想象着趴在地图上的孙逸仙,我就开始思索,孙逸仙是什么时候开始变成梦想家,一个热情燃烧的梦想家的?我就想到1923年他在香港大学的演讲。那场英语演讲的题目是:我的革命思想来自哪里?
他是这么说的。二十出头的孙中山在香港读书,看见香港“秩序井然,建筑宏美,无有干扰,向往不已”。每次放假回到相隔只有八十公里的香山,“每次回乡,我竟然需自做警察以自卫,时时留意防身之枪弹完好否。年复一年,情况俱如此,家乡与香港仅有50英里之隔,唯两地政府何以差别如此?”香港社会秩序令他震撼不已。
而二十岁的孙逸仙还不只是个梦想家,还是个行动者。他受到香港的影响,放假回到家乡,他召集了一批乡里年轻人动手挖石头,铺路,要把他的村子跟另外一个村子之间的几里路给铺起来。铺了一阵子后发现不行,做不下去了,有很多很多的障碍,他就去找县长。一个20岁的少年,非但不怕官,还会去找县官。这个县官也答应了要帮助铺路,但是接下来他发现这个县官不见了,换了一个县官,他再去找这个接任的县官,发现接任县官对他置之不理。这个时候,孙中山发现这个县官是花了5万银子买来的官。20岁的少年才知道,政府的管治原来是这样的。
他在1923年演讲里说,有了这个认识之后,他就着手对政府做研究,发现在别国的政府当中,贪污是例外,廉洁是常态,但是中国的情况刚好相反。在中国的官场,贪污是常态,廉洁是异态。孙逸仙刚开始以为,省城的情况会比较好,不料一到广州才知道它的腐败更严重。原来,“中国之官地位越高,贪污愈炽,最后到了北京,其腐败又千百倍于广州”。孙中山说,这时候他才知道原来底层县府竟然是中国最廉洁的政府机构。这样的震撼教育给了他一个信念:好政府才是中国最需要的拯救。
今天这场短短的演讲如果一定要有结论的话,那就是:孙逸仙是个大梦想家,可是他不是一个空的梦想家,因为他也是一个行动家。一个清朝的学生,会去铺路,会去找县官,然后希望有所突破,最后用革命行动来实践他的梦想。有人说,民国建立,如果孙中山真正的执政,他不会是一个很好的执政者。也许,但是我想,大破的时候,需要的是目光远大、胸怀愿景、有气魄、有梦想的人。大立的时候,需要的是一步一脚印,忍辱负重,有谋略、有毅力的,能静水深流的人。这是两种截然不同的人格特质,我们怎么可能要求这两种特质同时存在于一个人身上?

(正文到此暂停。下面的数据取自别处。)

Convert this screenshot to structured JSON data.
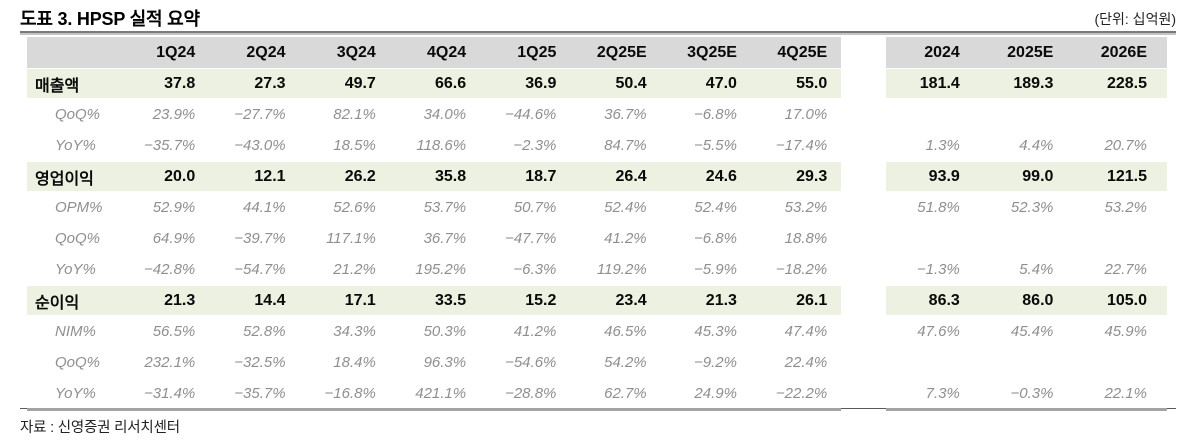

今天之所以提及伍连德,是因为“伍连德这个人”在国家政治、军事动荡到极度的时候,他专心只做一件事,就是把中国的公共卫生制度给建立起来。今天之所以讲到“詹天佑这个人”是因为,在那个动荡不安的时代,他如此笃定不移地坚守铁路的基础建设。在大破的时候,我们需要像孙逸仙先生这样的大梦想家,让你有一种气魄,敢于想象非常远的未来。在大立的时候,我们需要像詹天佑这种实践家坚毅执著。在大破大立非常混沌不明、价值混乱的时候,可能要有像伍连德这样的人,他不管你外面天翻地覆,就是一心一意去完成最重大、最扎根、最长远的建设,以天崩地裂不变色的从容态度,一点一滴地做下去。
2012
我们今天的台湾刚刚好距离1912年是一百年,孙逸仙这个人对于建立共和国的愿景,我们还在他的蓝图上往前走,台湾在意想不到的另一个空间,开展出自己的一条路来。今天这个时候,我们在政府的体系里工作的人,可能也有很多人觉得,在大破和大立之间、价值混沌中觉得灰心,因此我特别想跟大家分享的是,碰到破和立之间幽晦不明的时候,只要我们心里清楚知道自己在做扎根的、长远的、有意义的事情,或许我们心中就可以有一种笃定和从容,即使外在的环境忽明忽暗,众声喧哗不已,但是心里可以自信:对于时代、对于人民,有些基本的信念,是值得静静坚持的。